Um ein auffälliges Missverhältnis zu belegen, genüge eine überschlägige Schätzung auf der Grundlage des tatsächlichen Nutzungsumfangs. Allein die Online-Präsentation von rund 23 Produktkategorien rechtfertige bei konservativer Kalkulation von 80 Euro pro Bild bereits eine Vergütung, die das vereinbarte Honorar um ein Vielfaches übersteige. Die gerichtliche Erfahrung zeige, dass die Schwelle eines auffälligen Missverhältnisses schon unterschritten sei, wenn der Urheber weniger als die Hälfte einer angemessenen Vergütung erhalte.
Das Unternehmen verwies auf § 32d Abs. 2 Nr. 1 UrhG und behauptete, das Foto sei nur dekorativer Art. Diesen Einwand aber wies der BGH zurück. Die Aufnahme übertrage Authentizität und Expertise auf sämtliche Produkte und erzeuge einen klaren Wiedererkennungseffekt. Damit beeinflusse das Bild unmittelbar den Absatz, was die wirtschaftliche Betrachtung bestätige.

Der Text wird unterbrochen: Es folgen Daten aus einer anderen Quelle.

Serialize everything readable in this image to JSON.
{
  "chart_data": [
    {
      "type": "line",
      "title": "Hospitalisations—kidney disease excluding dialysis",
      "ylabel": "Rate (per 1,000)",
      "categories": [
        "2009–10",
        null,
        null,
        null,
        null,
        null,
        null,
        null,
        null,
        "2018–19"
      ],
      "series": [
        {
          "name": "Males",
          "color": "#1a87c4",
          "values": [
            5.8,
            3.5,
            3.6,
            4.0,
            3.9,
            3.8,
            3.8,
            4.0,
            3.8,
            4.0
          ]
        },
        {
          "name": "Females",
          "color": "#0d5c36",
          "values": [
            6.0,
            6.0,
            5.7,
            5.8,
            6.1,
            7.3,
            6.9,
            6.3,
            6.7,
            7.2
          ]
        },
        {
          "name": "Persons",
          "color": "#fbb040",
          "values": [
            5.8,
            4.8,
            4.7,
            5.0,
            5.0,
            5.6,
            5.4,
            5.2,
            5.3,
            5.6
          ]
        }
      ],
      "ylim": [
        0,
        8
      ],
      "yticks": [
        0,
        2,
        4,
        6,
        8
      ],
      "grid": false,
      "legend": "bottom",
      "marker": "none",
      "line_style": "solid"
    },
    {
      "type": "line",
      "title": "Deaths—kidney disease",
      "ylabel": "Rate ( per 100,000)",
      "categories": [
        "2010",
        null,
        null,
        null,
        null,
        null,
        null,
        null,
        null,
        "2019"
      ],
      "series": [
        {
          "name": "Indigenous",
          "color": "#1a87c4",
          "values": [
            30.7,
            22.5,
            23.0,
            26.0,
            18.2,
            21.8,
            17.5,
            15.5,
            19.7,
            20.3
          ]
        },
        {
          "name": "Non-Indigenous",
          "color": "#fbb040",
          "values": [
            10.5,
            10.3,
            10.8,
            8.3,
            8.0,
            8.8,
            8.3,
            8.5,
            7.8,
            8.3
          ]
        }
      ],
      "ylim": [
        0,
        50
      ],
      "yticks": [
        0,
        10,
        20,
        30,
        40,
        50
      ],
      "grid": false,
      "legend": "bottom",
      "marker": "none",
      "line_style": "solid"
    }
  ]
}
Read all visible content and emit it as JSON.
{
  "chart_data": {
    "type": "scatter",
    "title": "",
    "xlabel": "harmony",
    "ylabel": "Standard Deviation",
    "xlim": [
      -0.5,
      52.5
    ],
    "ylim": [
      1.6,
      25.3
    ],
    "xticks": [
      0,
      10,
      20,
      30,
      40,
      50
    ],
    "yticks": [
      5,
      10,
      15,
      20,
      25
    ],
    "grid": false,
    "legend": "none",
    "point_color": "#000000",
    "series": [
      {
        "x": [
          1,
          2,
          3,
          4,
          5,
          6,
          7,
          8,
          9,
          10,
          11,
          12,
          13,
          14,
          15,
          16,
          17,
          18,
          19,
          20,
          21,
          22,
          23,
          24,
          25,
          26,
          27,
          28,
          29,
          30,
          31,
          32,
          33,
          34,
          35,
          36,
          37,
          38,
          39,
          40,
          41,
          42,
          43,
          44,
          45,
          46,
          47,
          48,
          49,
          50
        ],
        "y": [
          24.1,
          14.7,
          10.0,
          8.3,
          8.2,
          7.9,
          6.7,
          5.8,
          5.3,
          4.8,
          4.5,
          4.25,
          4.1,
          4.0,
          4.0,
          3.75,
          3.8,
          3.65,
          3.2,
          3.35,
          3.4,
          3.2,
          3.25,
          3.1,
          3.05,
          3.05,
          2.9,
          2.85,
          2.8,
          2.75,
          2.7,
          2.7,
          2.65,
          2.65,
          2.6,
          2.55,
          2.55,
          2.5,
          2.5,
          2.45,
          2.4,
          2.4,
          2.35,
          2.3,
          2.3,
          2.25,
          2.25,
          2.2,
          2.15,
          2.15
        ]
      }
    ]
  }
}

Offen blieb lediglich, ob der Fotograf sein Recht verwirkt habe. Ein Anspruch könne immer dann entfallen, wenn der Berechtigte ihn über längere Zeit nicht geltend gemacht habe und der Verpflichtete darauf vertrauen durfte, nicht mehr in Anspruch genommen zu werden. Das Unternehmen hatte vorgetragen, der Fotograf habe die Verwertung acht Jahre lang akzeptiert und in dieser Zeit monatliche Honorare zwischen 15.000 Euro und 18.000 Euro für andere Arbeiten erhalten. Das OLG muss nun prüfen, ob diese unstreitigen Umstände ein berechtigtes Vertrauen begründen.
Die Entscheidung stellt klar, dass eine einmalige Pauschale ein Risiko birgt, sobald ein Werk zum tragenden Element einer Produktlinie wird. Urheber sollten den Einsatz ihrer Werke kontinuierlich überwachen und Nachvergütungsansprüche zügig prüfen. Unternehmen wiederum sollten vor einer großflächigen Vermarktung transparent darlegen, wie sie ein Werk nutzen möchten und eine angemessene Beteiligung kalkulieren.
Geschieht dies nicht, drohen rückwirkende Forderungen einschließlich Auskunfts- und Rechnungslegungspflichten, die den gesamten Vertrieb offenlegen müssen. Der BGH bestätigt zudem, dass selbst Altverträge den jährlichen Auskunftspflichten unterliegen, wenn die Nutzung nach dem 07.06.2021 erfolgt. Am 07.06.2021 trat die große Reform des Urhebervertragsrechts in Kraft. § 133 Abs. 3 UrhG ordnet seither ausdrücklich an, dass eine Auskunftspflicht auch für bereits bestehende Verträge gilt, sofern das Werk nach diesem Stichtag weitergenutzt wird.